Oracle has urged customers to patch software against vulnerabilities that enable simple yet effective denial-of-service attacks against web servers.
The out-of-cycle patches for the latest versions of Fusion Middleware and Oracle Application Server address flaws in open source Apache web server components in the Oracle software. An attack tool that exploits the vulnerabilities, called "Apache Killer", has been in the wild since August at least.
"Due to the threat posed by a successful attack, Oracle strongly recommends that customers apply security alert fixes as soon as possible," Oracle said in an advisory on Thursday.
The US computer emergency response team (US-Cert) urged Oracle users and administrators to review the advisory on Monday. The denial-of-service vulnerability lies in open-source web-server platform Apache HTTPD and affects versions of Oracle HTTP server products based on Apache 2.0 — Oracle Application Server 10g; and Apache 2.2 — Fusion Middleware 11g.
Apache Foundation has brought out two releases to address the flaws in Apache — Apache HTTP Server 2.2.20, and 2.2.21. Oracle declined to say on Monday whether it had implemented the fixes in Apache HTTP Server 2.2.21 in its own updates.
The holes in the software let a hacker launch a denial-of-service attack on Oracle HTTP Server, but not the underlying operating system, Oracle said in its advisory.

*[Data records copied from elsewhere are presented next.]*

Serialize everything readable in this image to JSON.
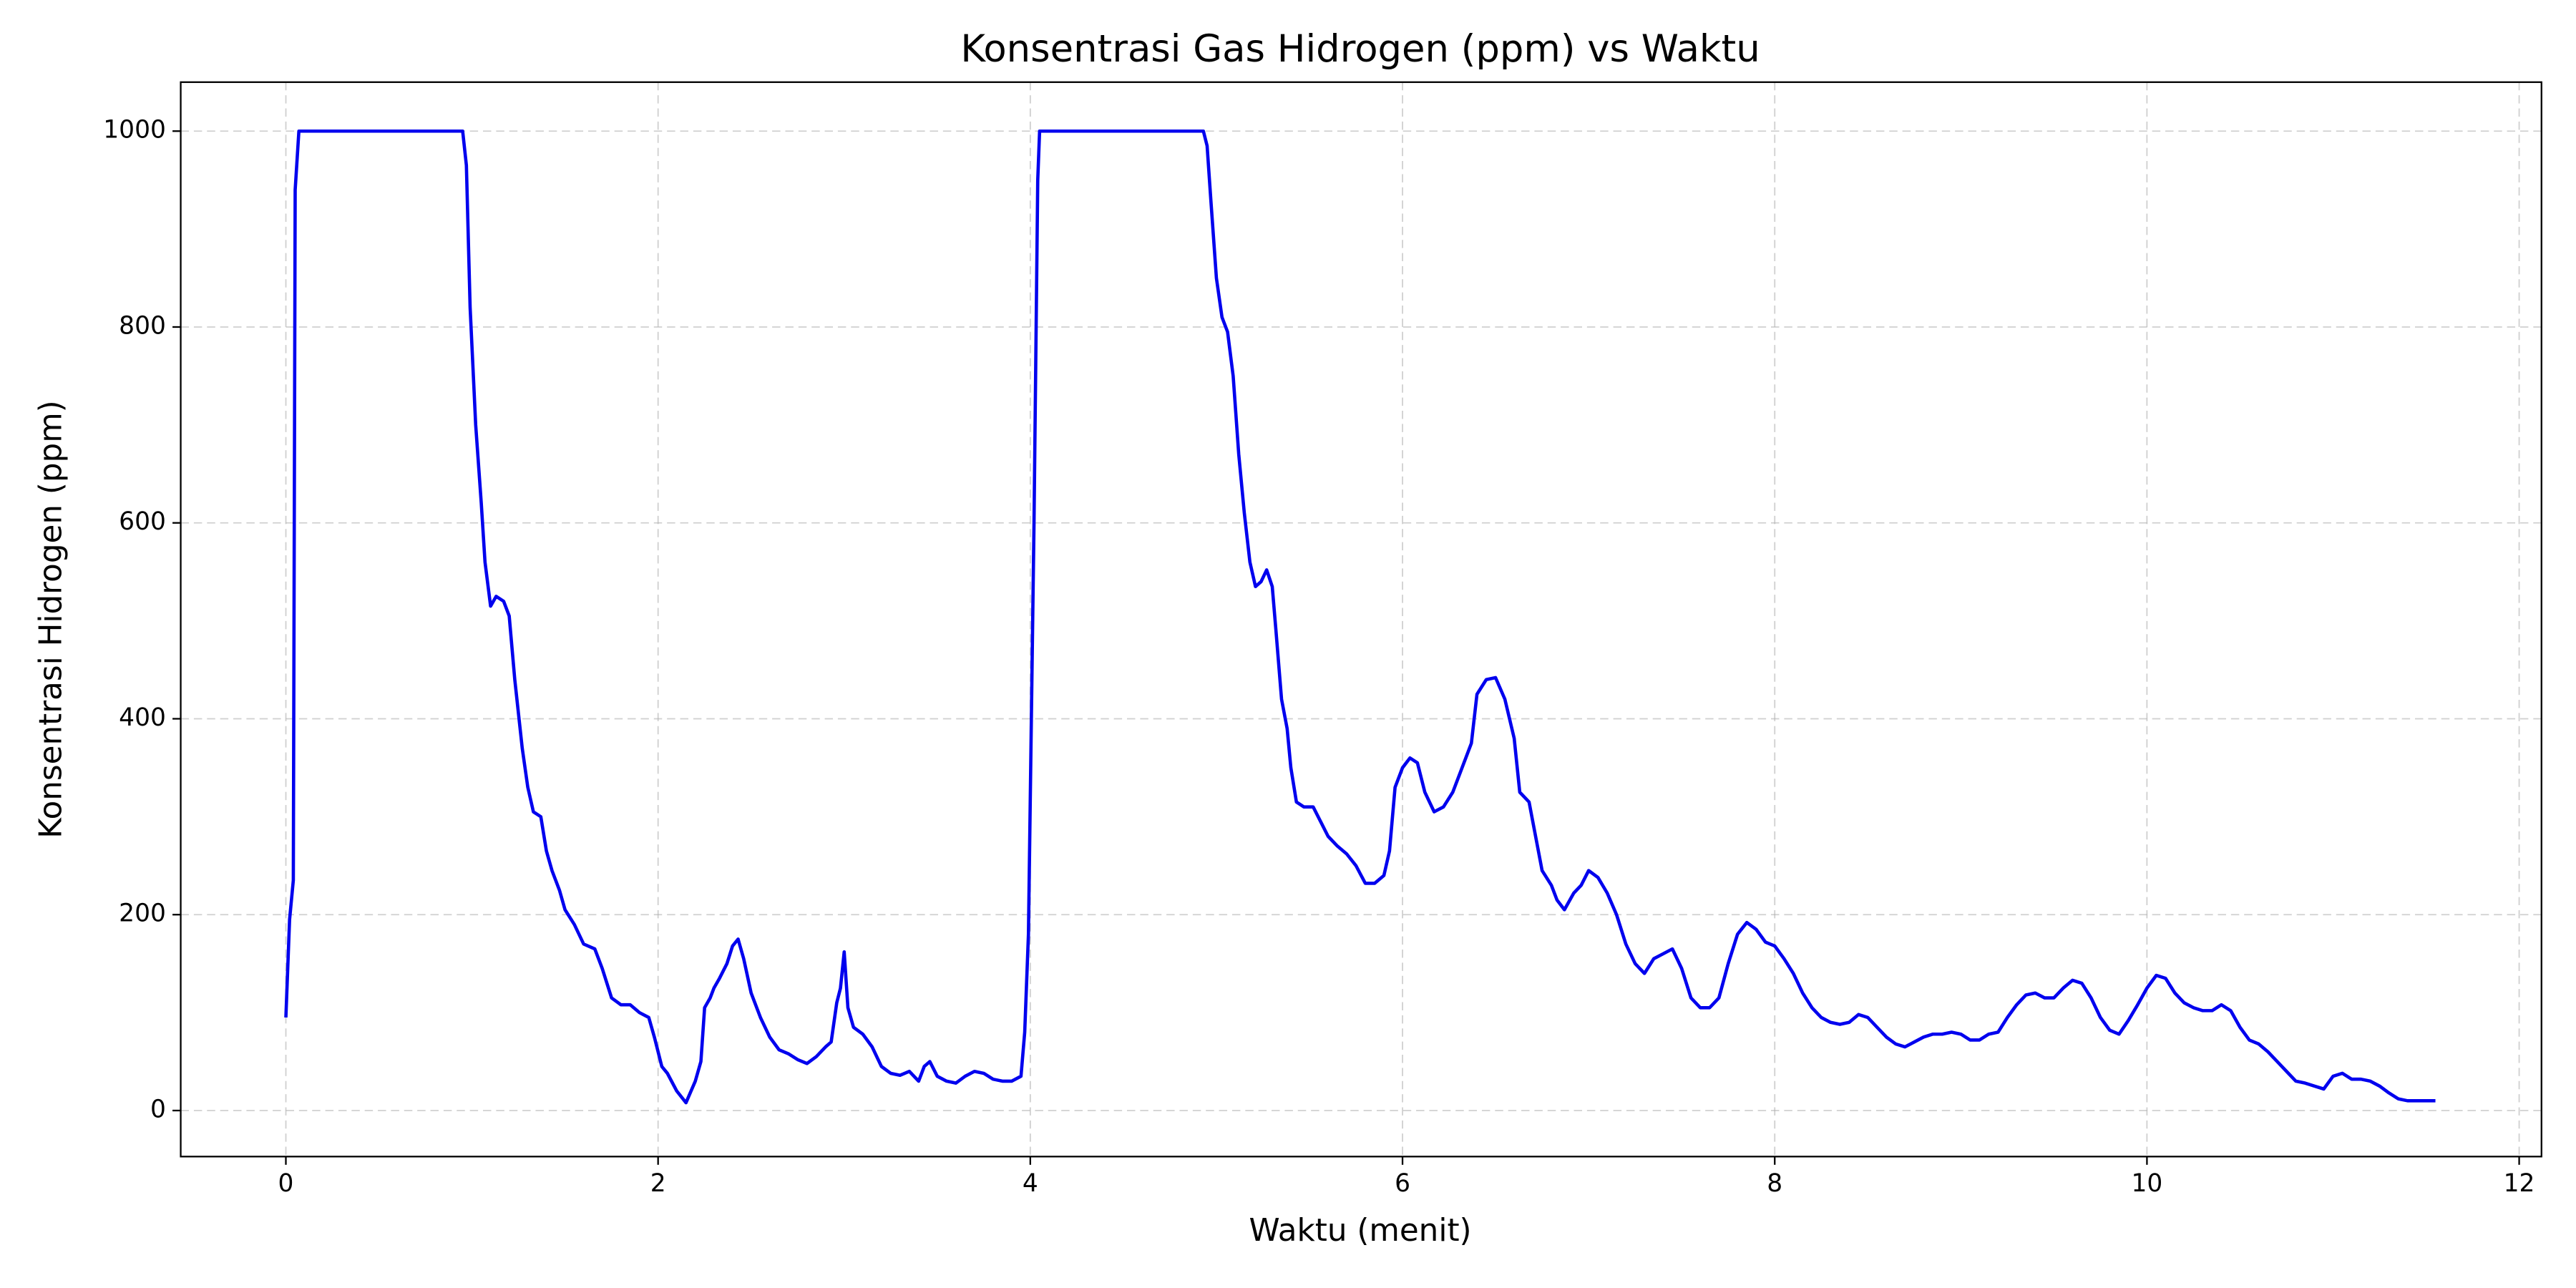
{
  "chart_data": {
    "type": "line",
    "title": "Konsentrasi Gas Hidrogen (ppm) vs Waktu",
    "x_label": "Waktu (menit)",
    "y_label": "Konsentrasi Hidrogen (ppm)",
    "xlim": [
      -0.565,
      12.12
    ],
    "ylim": [
      -47,
      1050
    ],
    "xticks": [
      0,
      2,
      4,
      6,
      8,
      10,
      12
    ],
    "yticks": [
      0,
      200,
      400,
      600,
      800,
      1000
    ],
    "grid": true,
    "series": [
      {
        "color": "#0000ee",
        "x": [
          0,
          0.02,
          0.04,
          0.05,
          0.07,
          0.95,
          0.97,
          0.99,
          1.02,
          1.05,
          1.07,
          1.1,
          1.13,
          1.17,
          1.2,
          1.23,
          1.27,
          1.3,
          1.33,
          1.37,
          1.4,
          1.43,
          1.47,
          1.5,
          1.55,
          1.6,
          1.66,
          1.7,
          1.75,
          1.8,
          1.85,
          1.9,
          1.95,
          1.98,
          2.02,
          2.05,
          2.1,
          2.15,
          2.2,
          2.23,
          2.25,
          2.28,
          2.3,
          2.33,
          2.37,
          2.4,
          2.43,
          2.46,
          2.5,
          2.55,
          2.6,
          2.65,
          2.7,
          2.75,
          2.8,
          2.85,
          2.9,
          2.93,
          2.96,
          2.98,
          3.0,
          3.02,
          3.05,
          3.1,
          3.15,
          3.2,
          3.25,
          3.3,
          3.35,
          3.4,
          3.43,
          3.46,
          3.5,
          3.55,
          3.6,
          3.65,
          3.7,
          3.75,
          3.8,
          3.85,
          3.9,
          3.95,
          3.97,
          3.99,
          4.02,
          4.04,
          4.05,
          4.93,
          4.95,
          4.97,
          5.0,
          5.03,
          5.06,
          5.09,
          5.12,
          5.15,
          5.18,
          5.21,
          5.24,
          5.27,
          5.3,
          5.32,
          5.35,
          5.38,
          5.4,
          5.43,
          5.47,
          5.52,
          5.56,
          5.6,
          5.65,
          5.7,
          5.75,
          5.8,
          5.85,
          5.9,
          5.93,
          5.96,
          6.0,
          6.04,
          6.08,
          6.12,
          6.17,
          6.22,
          6.27,
          6.32,
          6.37,
          6.4,
          6.45,
          6.5,
          6.55,
          6.6,
          6.63,
          6.68,
          6.72,
          6.75,
          6.8,
          6.83,
          6.87,
          6.92,
          6.96,
          7.0,
          7.05,
          7.1,
          7.15,
          7.2,
          7.25,
          7.3,
          7.35,
          7.4,
          7.45,
          7.5,
          7.55,
          7.6,
          7.65,
          7.7,
          7.75,
          7.8,
          7.85,
          7.9,
          7.95,
          8.0,
          8.05,
          8.1,
          8.15,
          8.2,
          8.25,
          8.3,
          8.35,
          8.4,
          8.45,
          8.5,
          8.55,
          8.6,
          8.65,
          8.7,
          8.75,
          8.8,
          8.85,
          8.9,
          8.95,
          9.0,
          9.05,
          9.1,
          9.15,
          9.2,
          9.25,
          9.3,
          9.35,
          9.4,
          9.45,
          9.5,
          9.55,
          9.6,
          9.65,
          9.7,
          9.75,
          9.8,
          9.85,
          9.9,
          9.95,
          10.0,
          10.05,
          10.1,
          10.15,
          10.2,
          10.25,
          10.3,
          10.35,
          10.4,
          10.45,
          10.5,
          10.55,
          10.6,
          10.65,
          10.7,
          10.75,
          10.8,
          10.85,
          10.9,
          10.95,
          11.0,
          11.05,
          11.1,
          11.15,
          11.2,
          11.25,
          11.3,
          11.35,
          11.4,
          11.55
        ],
        "values": [
          95,
          195,
          235,
          940,
          1000,
          1000,
          965,
          820,
          700,
          620,
          560,
          515,
          525,
          520,
          505,
          440,
          370,
          330,
          305,
          300,
          265,
          245,
          225,
          205,
          190,
          170,
          165,
          145,
          115,
          108,
          108,
          100,
          95,
          75,
          45,
          38,
          20,
          8,
          30,
          50,
          105,
          115,
          125,
          135,
          150,
          168,
          175,
          155,
          120,
          95,
          75,
          62,
          58,
          52,
          48,
          55,
          65,
          70,
          110,
          125,
          162,
          105,
          85,
          78,
          65,
          45,
          38,
          36,
          40,
          30,
          45,
          50,
          35,
          30,
          28,
          35,
          40,
          38,
          32,
          30,
          30,
          35,
          80,
          180,
          600,
          950,
          1000,
          1000,
          985,
          930,
          850,
          810,
          795,
          750,
          670,
          610,
          560,
          535,
          540,
          552,
          535,
          490,
          420,
          390,
          350,
          315,
          310,
          310,
          295,
          280,
          270,
          262,
          250,
          232,
          232,
          240,
          265,
          330,
          350,
          360,
          355,
          325,
          305,
          310,
          325,
          350,
          375,
          425,
          440,
          442,
          420,
          380,
          325,
          315,
          275,
          245,
          230,
          215,
          205,
          222,
          230,
          245,
          238,
          222,
          200,
          170,
          150,
          140,
          155,
          160,
          165,
          145,
          115,
          105,
          105,
          115,
          150,
          180,
          192,
          185,
          172,
          168,
          155,
          140,
          120,
          105,
          95,
          90,
          88,
          90,
          98,
          95,
          85,
          75,
          68,
          65,
          70,
          75,
          78,
          78,
          80,
          78,
          72,
          72,
          78,
          80,
          95,
          108,
          118,
          120,
          115,
          115,
          125,
          133,
          130,
          115,
          95,
          82,
          78,
          92,
          108,
          125,
          138,
          135,
          120,
          110,
          105,
          102,
          102,
          108,
          102,
          85,
          72,
          68,
          60,
          50,
          40,
          30,
          28,
          25,
          22,
          35,
          38,
          32,
          32,
          30,
          25,
          18,
          12,
          10,
          10
        ]
      }
    ]
  }
}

The underlying range-header flaw allows a web client to trigger simultaneous requests for large amounts of overlapping data, overloading the server.
Oracle brought out the patch ahead of the scheduled update cycle due to the ease of an attack, Oracle software security assurance director Eric Maurice said in a blog post on Thursday.

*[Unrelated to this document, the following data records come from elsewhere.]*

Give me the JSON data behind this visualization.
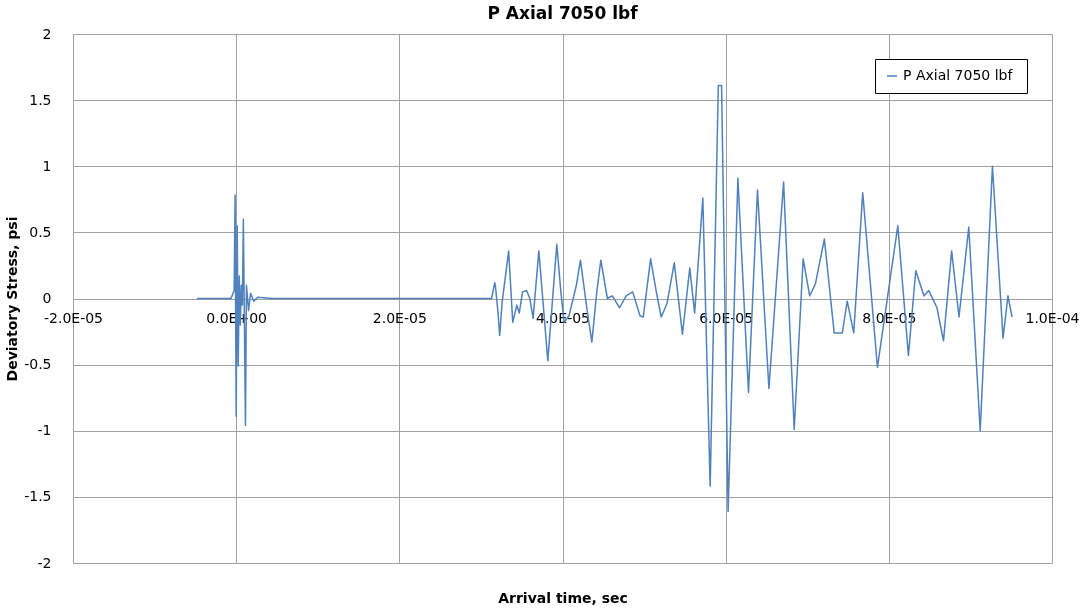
{
  "chart_data": {
    "type": "line",
    "title": "P Axial 7050 lbf",
    "xlabel": "Arrival time, sec",
    "ylabel": "Deviatory Stress, psi",
    "xlim": [
      -2e-05,
      0.0001
    ],
    "xticks": [
      {
        "value": -2e-05,
        "label": "-2.0E-05"
      },
      {
        "value": 0,
        "label": "0.0E+00"
      },
      {
        "value": 2e-05,
        "label": "2.0E-05"
      },
      {
        "value": 4e-05,
        "label": "4.0E-05"
      },
      {
        "value": 6e-05,
        "label": "6.0E-05"
      },
      {
        "value": 8e-05,
        "label": "8.0E-05"
      },
      {
        "value": 0.0001,
        "label": "1.0E-04"
      }
    ],
    "ylim": [
      -2,
      2
    ],
    "yticks": [
      -2,
      -1.5,
      -1,
      -0.5,
      0,
      0.5,
      1,
      1.5,
      2
    ],
    "grid": true,
    "legend": "top right",
    "marker": "none",
    "line_style": "solid",
    "series": [
      {
        "name": "P Axial 7050  lbf",
        "color": "#4f81bd",
        "x": [
          -4.8e-06,
          -6.3e-07,
          -2.5e-07,
          -1.3e-07,
          0,
          1.3e-07,
          2.5e-07,
          3.8e-07,
          5.1e-07,
          6.3e-07,
          7.6e-07,
          8.8e-07,
          1.14e-06,
          1.26e-06,
          1.52e-06,
          1.77e-06,
          2.15e-06,
          2.65e-06,
          4.42e-06,
          3.13e-05,
          3.17e-05,
          3.18e-05,
          3.21e-05,
          3.23e-05,
          3.26e-05,
          3.34e-05,
          3.39e-05,
          3.44e-05,
          3.47e-05,
          3.51e-05,
          3.56e-05,
          3.6e-05,
          3.64e-05,
          3.71e-05,
          3.82e-05,
          3.93e-05,
          3.98e-05,
          4.02e-05,
          4.08e-05,
          4.17e-05,
          4.22e-05,
          4.3e-05,
          4.36e-05,
          4.42e-05,
          4.47e-05,
          4.55e-05,
          4.61e-05,
          4.7e-05,
          4.78e-05,
          4.86e-05,
          4.95e-05,
          4.99e-05,
          5.08e-05,
          5.15e-05,
          5.21e-05,
          5.28e-05,
          5.37e-05,
          5.47e-05,
          5.56e-05,
          5.62e-05,
          5.72e-05,
          5.81e-05,
          5.91e-05,
          5.95e-05,
          6.03e-05,
          6.15e-05,
          6.28e-05,
          6.39e-05,
          6.53e-05,
          6.71e-05,
          6.84e-05,
          6.95e-05,
          7.03e-05,
          7.1e-05,
          7.21e-05,
          7.33e-05,
          7.43e-05,
          7.49e-05,
          7.57e-05,
          7.68e-05,
          7.86e-05,
          8.11e-05,
          8.24e-05,
          8.33e-05,
          8.43e-05,
          8.49e-05,
          8.59e-05,
          8.67e-05,
          8.77e-05,
          8.86e-05,
          8.98e-05,
          9.12e-05,
          9.27e-05,
          9.4e-05,
          9.46e-05,
          9.51e-05
        ],
        "values": [
          0,
          0,
          0.06,
          0.78,
          -0.89,
          0.55,
          -0.51,
          0.17,
          -0.2,
          0.1,
          -0.05,
          0.6,
          -0.96,
          0.1,
          -0.09,
          0.04,
          -0.02,
          0.01,
          0,
          0,
          0.12,
          0.08,
          -0.11,
          -0.28,
          -0.03,
          0.36,
          -0.18,
          -0.05,
          -0.11,
          0.05,
          0.06,
          0,
          -0.15,
          0.36,
          -0.47,
          0.41,
          0.05,
          -0.18,
          -0.13,
          0.1,
          0.29,
          -0.08,
          -0.33,
          0.05,
          0.29,
          0,
          0.02,
          -0.07,
          0.02,
          0.05,
          -0.13,
          -0.14,
          0.3,
          0.05,
          -0.14,
          -0.04,
          0.27,
          -0.27,
          0.23,
          -0.11,
          0.76,
          -1.42,
          1.61,
          1.61,
          -1.61,
          0.91,
          -0.71,
          0.82,
          -0.68,
          0.88,
          -0.99,
          0.3,
          0.02,
          0.11,
          0.45,
          -0.26,
          -0.26,
          -0.02,
          -0.26,
          0.8,
          -0.52,
          0.55,
          -0.43,
          0.21,
          0.02,
          0.06,
          -0.07,
          -0.32,
          0.36,
          -0.14,
          0.54,
          -1.0,
          1.0,
          -0.3,
          0.02,
          -0.14
        ]
      }
    ]
  }
}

"This vulnerability allows a malicious attacker to hang the Oracle HTTP Server product via an easy-to-deploy, unauthenticated network attack," said Maurice. "Due to the criticality of this vulnerability and particularly its ease of exploitation, Oracle decided to release fixes for the affected and supported products as soon as the testing for these fixes was completed, before the release of the next scheduled Critical Patch Update on October 18th 2011."
All customers should deploy the patch as soon as possible, even if they have already implemented workarounds, said Maurice. Oracle has found that many of the workarounds can cause "regression issues across the stack", he added.
Oracle has only released five out-of-cycle patches since 2005, indicating the severity of the possible outcomes of an attack, security company Sophos said in a blog post on Saturday.
"If you're an Oracle user, this patch is definitely recommended in a hurry," Sophos Asia Pacific head of technology Paul Ducklin said in the blog post. "The general unwillingness of Oracle to deviate from its once-every-three-months patch cycle spells one word, 'importance'."
Oracle is involved in open source development, including supporting the Apache Axis and Struts projects, and provides interfaces with Oracle products.